Рельсы блестели вдаль под солнцем. Возвращаться предстояло "зайцем" ни копейки. Услышав лязг на повороте, он рванул к остановке. Трамвай обогнал, но он успел в задний вагон.
Альберт не только был живой, но уже сходил и в магазин. В одиночестве он завтракал с большим аппетитом.
- Ушел? Чайку вот.
Взявшись за горячие грани, Александр покосился. Вдоль подоконника выстроились десять цыбиков "грузинского 2-й сорт".
- Куда ты столько?
- Похмеляться.
- Чаем?
- Гулаговским. Чефиром. - Под взглядом Александра он рассмеялся. - Я ж с Архипелага родом. Но служил не там. Не бойся...
- Стучат, - артикулировал Альберт.
- И деликатно.
- Я бы даже сказал, не по-советски. Вдруг Инеc?
Попытка влезть в брюки не удалась.
Это была она.
В обнимку они отвалились.
- Перед испанкой благородной
двое рыцарей стоят.
Оба смело и свободно
В очи прямо ей глядят.
- Mi amigo es un gran erudita*.
* Друг мой - большой эрудит (исп.)
Блещут оба красотою
Оба сердцем горячи,
Оба мощною рукою
Оперлися на мечи.
Лбами они влетели в стену.
- Пардон...
- Что с вами?
Багровый закат смотрел в глаза. Они распластались на матрасе. Инеc стояла в позе сомнения.
- Неверно, - сказал Александр.
- Что?
- Интерпретируешь. Альберт?
- Это - дружба.
- Вижу.
- Мужская наша.
- Но несколько - как это по-русски. Продвинутая - нет?

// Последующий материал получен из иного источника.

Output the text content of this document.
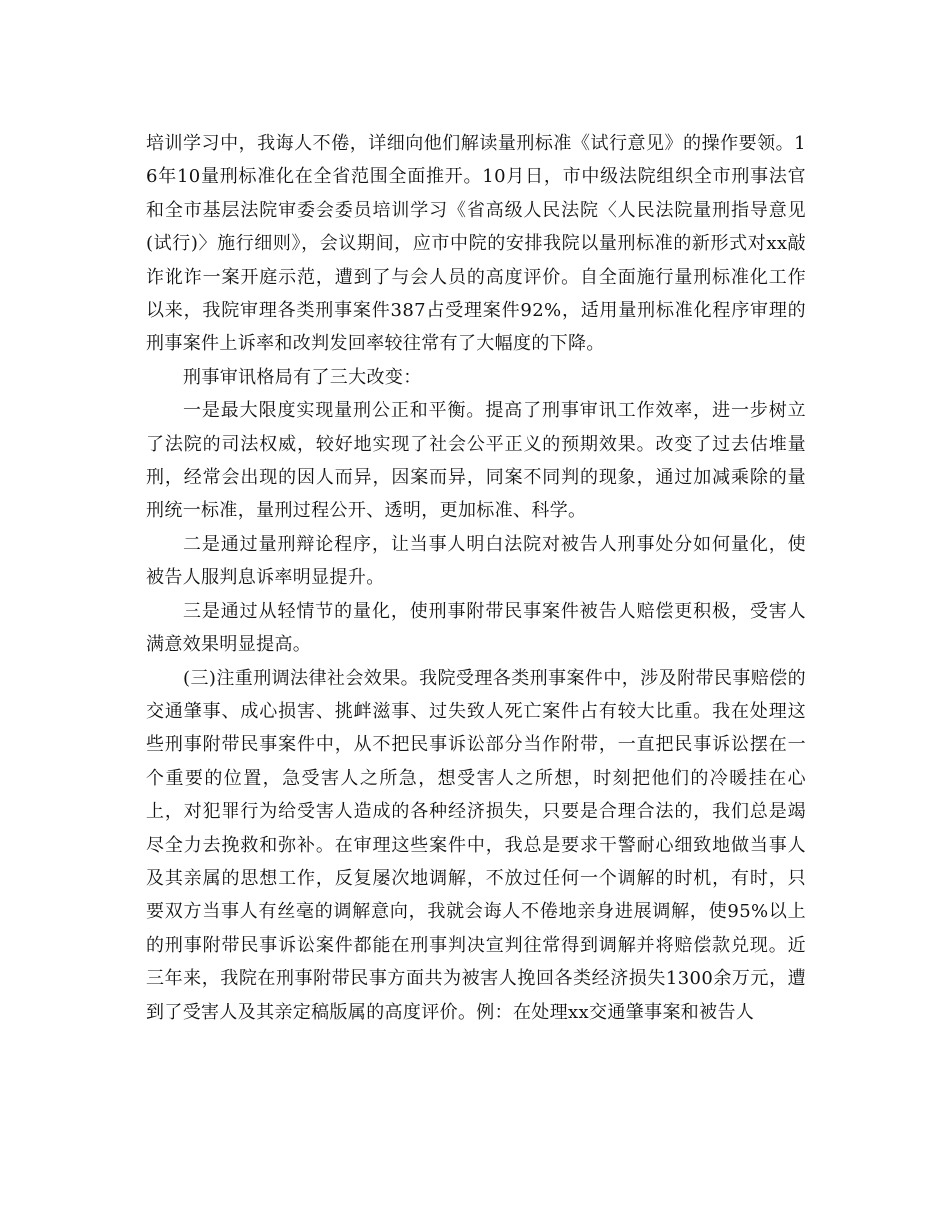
培训学习中，我诲人不倦，详细向他们解读量刑标准《试行意见》的操作要领。16年10量刑标准化在全省范围全面推开。10月日，市中级法院组织全市刑事法官和全市基层法院审委会委员培训学习《省高级人民法院〈人民法院量刑指导意见(试行)〉施行细则》，会议期间，应市中院的安排我院以量刑标准的新形式对xx敲诈讹诈一案开庭示范，遭到了与会人员的高度评价。自全面施行量刑标准化工作以来，我院审理各类刑事案件387占受理案件92%，适用量刑标准化程序审理的刑事案件上诉率和改判发回率较往常有了大幅度的下降。

刑事审讯格局有了三大改变：

一是最大限度实现量刑公正和平衡。提高了刑事审讯工作效率，进一步树立了法院的司法权威，较好地实现了社会公平正义的预期效果。改变了过去估堆量刑，经常会出现的因人而异，因案而异，同案不同判的现象，通过加减乘除的量刑统一标准，量刑过程公开、透明，更加标准、科学。

二是通过量刑辩论程序，让当事人明白法院对被告人刑事处分如何量化，使被告人服判息诉率明显提升。

三是通过从轻情节的量化，使刑事附带民事案件被告人赔偿更积极，受害人满意效果明显提高。

(三)注重刑调法律社会效果。我院受理各类刑事案件中，涉及附带民事赔偿的交通肇事、成心损害、挑衅滋事、过失致人死亡案件占有较大比重。我在处理这些刑事附带民事案件中，从不把民事诉讼部分当作附带，一直把民事诉讼摆在一个重要的位置，急受害人之所急，想受害人之所想，时刻把他们的冷暖挂在心上，对犯罪行为给受害人造成的各种经济损失，只要是合理合法的，我们总是竭尽全力去挽救和弥补。在审理这些案件中，我总是要求干警耐心细致地做当事人及其亲属的思想工作，反复屡次地调解，不放过任何一个调解的时机，有时，只要双方当事人有丝毫的调解意向，我就会诲人不倦地亲身进展调解，使95%以上的刑事附带民事诉讼案件都能在刑事判决宣判往常得到调解并将赔偿款兑现。近三年来，我院在刑事附带民事方面共为被害人挽回各类经济损失1300余万元，遭到了受害人及其亲定稿版属的高度评价。例：在处理xx交通肇事案和被告人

- Это - чефир. Который не кефир.
Она не засмеялась.
- Понимаю.
- Три цыбика - стакан. Принял и ждешь. Придет ли?
- Кайф, то есть.
- И пришел?
- В пути.
- Ну, ждите, - она повернулась.
- Не уезжай.
- Осиротеем без тебя.
- В стране ГУЛАГа...
Альберт перевернулся лицом в подушку, Александр остался глазами к потолку, где догорал закат.
Ночью она вернулась.
- Вы еще живы?
Она прижала палец к вене над ухом Александра. Потом перешагнула его и опустилась на колени, имея Альберта между бедер. Взялась за его трапециевидную.
- Расслабься.
Она была в пижаме, застегнутой у горла. Она наклонялась и откидывалась. Ноздри болезненно затрепетали на теплый запах французских духов.
- Мерси, - пискнул Альберт.
- Теперь тебя. - Чернота глаз смотрела сверху. - Ну? На живот.
Шея от этого вывернулась. Она его оседлала. Остановившись, сердце забилось в паху. Он подмигнул Альберту, который закрыл глаза. Ладони были у нее сухие и горячие. Когда они шли вверх, он слышал, как натягиваются пижамные штаны. Они шли вниз, он обмирал, кожей поясницы осязая испарение жара сквозь натянутую ткань. Убрав ладони, она села на него всем весом. Она смотрела в окно.
- Полнолуние.
Он остался лежать ничком, когда она ушла и чиркнула в гостиной спичкой. Оба его сердца толкали к действию.
- Идем, Альберт?
Молчание.
- Тогда я сам.
Но он притворился спящим, а в одиночку Александр не рискнул.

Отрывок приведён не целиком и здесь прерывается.